Russell Contreras, Axios ; AI stumbles on questions of faith
"Artificial intelligence models are quietly shaping spiritual advice — often by leaving faith out.
Why it matters: As churches, apps and spiritual chatbots embrace AI, new research suggests general-purpose models may be ill-equipped to handle sensitive questions of faith: grief, forgiveness, marriage, guilt and conversion.
A new multi-university consortium released three studies Tuesday revealing that AI systems systematically sideline religious perspectives when users need them most.
The studies also found that AI systems subtly steer people toward some faiths and away from others when they ask about religious conversion.

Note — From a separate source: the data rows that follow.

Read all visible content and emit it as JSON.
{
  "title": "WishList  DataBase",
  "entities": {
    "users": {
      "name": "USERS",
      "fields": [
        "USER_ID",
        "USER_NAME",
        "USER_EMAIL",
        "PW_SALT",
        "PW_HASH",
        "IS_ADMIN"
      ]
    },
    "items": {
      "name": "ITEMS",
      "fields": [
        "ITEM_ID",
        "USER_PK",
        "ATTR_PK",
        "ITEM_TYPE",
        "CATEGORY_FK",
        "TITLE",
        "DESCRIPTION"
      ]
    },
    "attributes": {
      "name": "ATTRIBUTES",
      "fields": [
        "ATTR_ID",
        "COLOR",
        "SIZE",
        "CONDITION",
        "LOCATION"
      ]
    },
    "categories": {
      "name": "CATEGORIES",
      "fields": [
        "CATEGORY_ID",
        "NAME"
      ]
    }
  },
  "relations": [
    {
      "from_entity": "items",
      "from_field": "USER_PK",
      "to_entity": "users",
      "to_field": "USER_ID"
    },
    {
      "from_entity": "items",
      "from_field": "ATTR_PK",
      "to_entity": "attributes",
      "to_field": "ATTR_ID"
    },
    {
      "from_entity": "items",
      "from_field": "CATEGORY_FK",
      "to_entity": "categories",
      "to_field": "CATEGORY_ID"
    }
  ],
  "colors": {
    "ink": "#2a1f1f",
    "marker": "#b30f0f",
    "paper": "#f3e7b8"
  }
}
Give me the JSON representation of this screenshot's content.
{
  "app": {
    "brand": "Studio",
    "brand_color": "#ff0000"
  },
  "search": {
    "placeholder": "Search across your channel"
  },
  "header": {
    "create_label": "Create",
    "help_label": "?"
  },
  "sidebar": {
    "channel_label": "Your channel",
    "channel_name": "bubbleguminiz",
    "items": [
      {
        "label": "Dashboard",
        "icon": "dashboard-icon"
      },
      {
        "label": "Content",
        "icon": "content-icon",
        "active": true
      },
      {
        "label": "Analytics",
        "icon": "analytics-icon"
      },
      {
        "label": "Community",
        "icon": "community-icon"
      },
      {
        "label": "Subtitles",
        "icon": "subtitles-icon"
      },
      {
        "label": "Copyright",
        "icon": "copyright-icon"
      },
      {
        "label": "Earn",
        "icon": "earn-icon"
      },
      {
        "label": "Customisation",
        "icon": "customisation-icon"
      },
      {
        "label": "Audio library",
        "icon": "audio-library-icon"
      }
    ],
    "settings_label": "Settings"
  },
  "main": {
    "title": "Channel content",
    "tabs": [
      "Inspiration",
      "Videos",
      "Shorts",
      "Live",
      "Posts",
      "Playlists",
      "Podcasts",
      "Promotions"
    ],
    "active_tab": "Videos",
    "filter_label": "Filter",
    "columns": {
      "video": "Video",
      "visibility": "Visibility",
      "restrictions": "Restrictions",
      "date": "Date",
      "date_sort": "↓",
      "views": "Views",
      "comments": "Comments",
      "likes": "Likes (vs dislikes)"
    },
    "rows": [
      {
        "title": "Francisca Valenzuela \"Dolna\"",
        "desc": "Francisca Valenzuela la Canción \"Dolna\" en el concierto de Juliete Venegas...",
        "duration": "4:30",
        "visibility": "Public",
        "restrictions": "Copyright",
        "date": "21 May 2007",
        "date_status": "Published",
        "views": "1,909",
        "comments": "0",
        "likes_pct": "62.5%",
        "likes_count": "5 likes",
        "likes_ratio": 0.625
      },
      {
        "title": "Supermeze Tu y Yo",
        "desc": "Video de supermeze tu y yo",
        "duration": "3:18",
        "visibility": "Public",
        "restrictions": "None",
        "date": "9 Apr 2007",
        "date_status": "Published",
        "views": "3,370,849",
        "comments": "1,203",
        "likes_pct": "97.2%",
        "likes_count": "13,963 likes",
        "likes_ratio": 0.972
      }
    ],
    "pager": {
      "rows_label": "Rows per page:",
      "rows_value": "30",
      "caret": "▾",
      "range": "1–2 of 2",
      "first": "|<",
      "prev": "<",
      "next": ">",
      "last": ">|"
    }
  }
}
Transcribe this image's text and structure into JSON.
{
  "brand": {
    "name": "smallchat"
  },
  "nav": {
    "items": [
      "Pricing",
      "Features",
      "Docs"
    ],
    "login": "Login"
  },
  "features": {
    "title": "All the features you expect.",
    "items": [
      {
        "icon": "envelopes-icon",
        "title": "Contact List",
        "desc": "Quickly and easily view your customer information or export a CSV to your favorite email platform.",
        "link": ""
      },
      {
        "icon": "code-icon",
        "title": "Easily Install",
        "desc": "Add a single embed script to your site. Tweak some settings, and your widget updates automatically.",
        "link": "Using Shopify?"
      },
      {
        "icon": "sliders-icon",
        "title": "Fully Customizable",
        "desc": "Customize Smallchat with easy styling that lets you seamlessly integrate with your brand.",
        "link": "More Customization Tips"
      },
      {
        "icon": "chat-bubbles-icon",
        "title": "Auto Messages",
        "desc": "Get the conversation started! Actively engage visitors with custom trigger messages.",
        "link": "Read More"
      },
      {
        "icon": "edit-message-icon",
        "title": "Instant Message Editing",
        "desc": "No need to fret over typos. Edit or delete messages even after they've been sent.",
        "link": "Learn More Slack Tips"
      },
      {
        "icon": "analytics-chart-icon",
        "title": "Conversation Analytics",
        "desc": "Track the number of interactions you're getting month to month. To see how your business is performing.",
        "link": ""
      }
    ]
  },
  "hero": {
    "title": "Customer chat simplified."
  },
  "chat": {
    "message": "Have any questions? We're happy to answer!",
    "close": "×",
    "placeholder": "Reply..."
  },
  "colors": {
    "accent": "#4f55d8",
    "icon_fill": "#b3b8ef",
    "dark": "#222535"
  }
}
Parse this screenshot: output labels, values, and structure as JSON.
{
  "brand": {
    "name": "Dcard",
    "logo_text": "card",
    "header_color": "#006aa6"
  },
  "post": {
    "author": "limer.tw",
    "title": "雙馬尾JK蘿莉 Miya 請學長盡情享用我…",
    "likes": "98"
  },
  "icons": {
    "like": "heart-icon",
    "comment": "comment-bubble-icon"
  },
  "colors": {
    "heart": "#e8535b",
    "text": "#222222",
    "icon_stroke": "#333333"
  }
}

The studies were unveiled Tuesday, a day after the Vatican released Pope Leo XIV's encyclical that warned AI could erode human judgment, deepen inequality and make war easier.
What they found: Americans expected religion to appear in answers to moral and life questions 45%–59% of the time, depending on the topic, researchers found. AI models mentioned religion only 5%–16% of the time.
Every single model tested exhibited a repeatable pattern of steering users toward specific beliefs, showing strong positive bias toward Catholicism, Baha'i and Sikhism.
Meanwhile, it generated negative bias toward Jehovah's Witnesses, atheism and agnosticism.
Zoom in: Humans rated religion as relevant in answers about grief and loss 59% of the time. AI models referenced religion just 16% of the time, per the study.
On questions involving family, parenting and forgiveness, humans expected religion in answers 55% of the time. AI models mentioned it only 10% of the time.
On ethics questions, including whether lying to friends is acceptable, humans expected religion in responses 45% of the time, while AI models mentioned it just 5% of the time."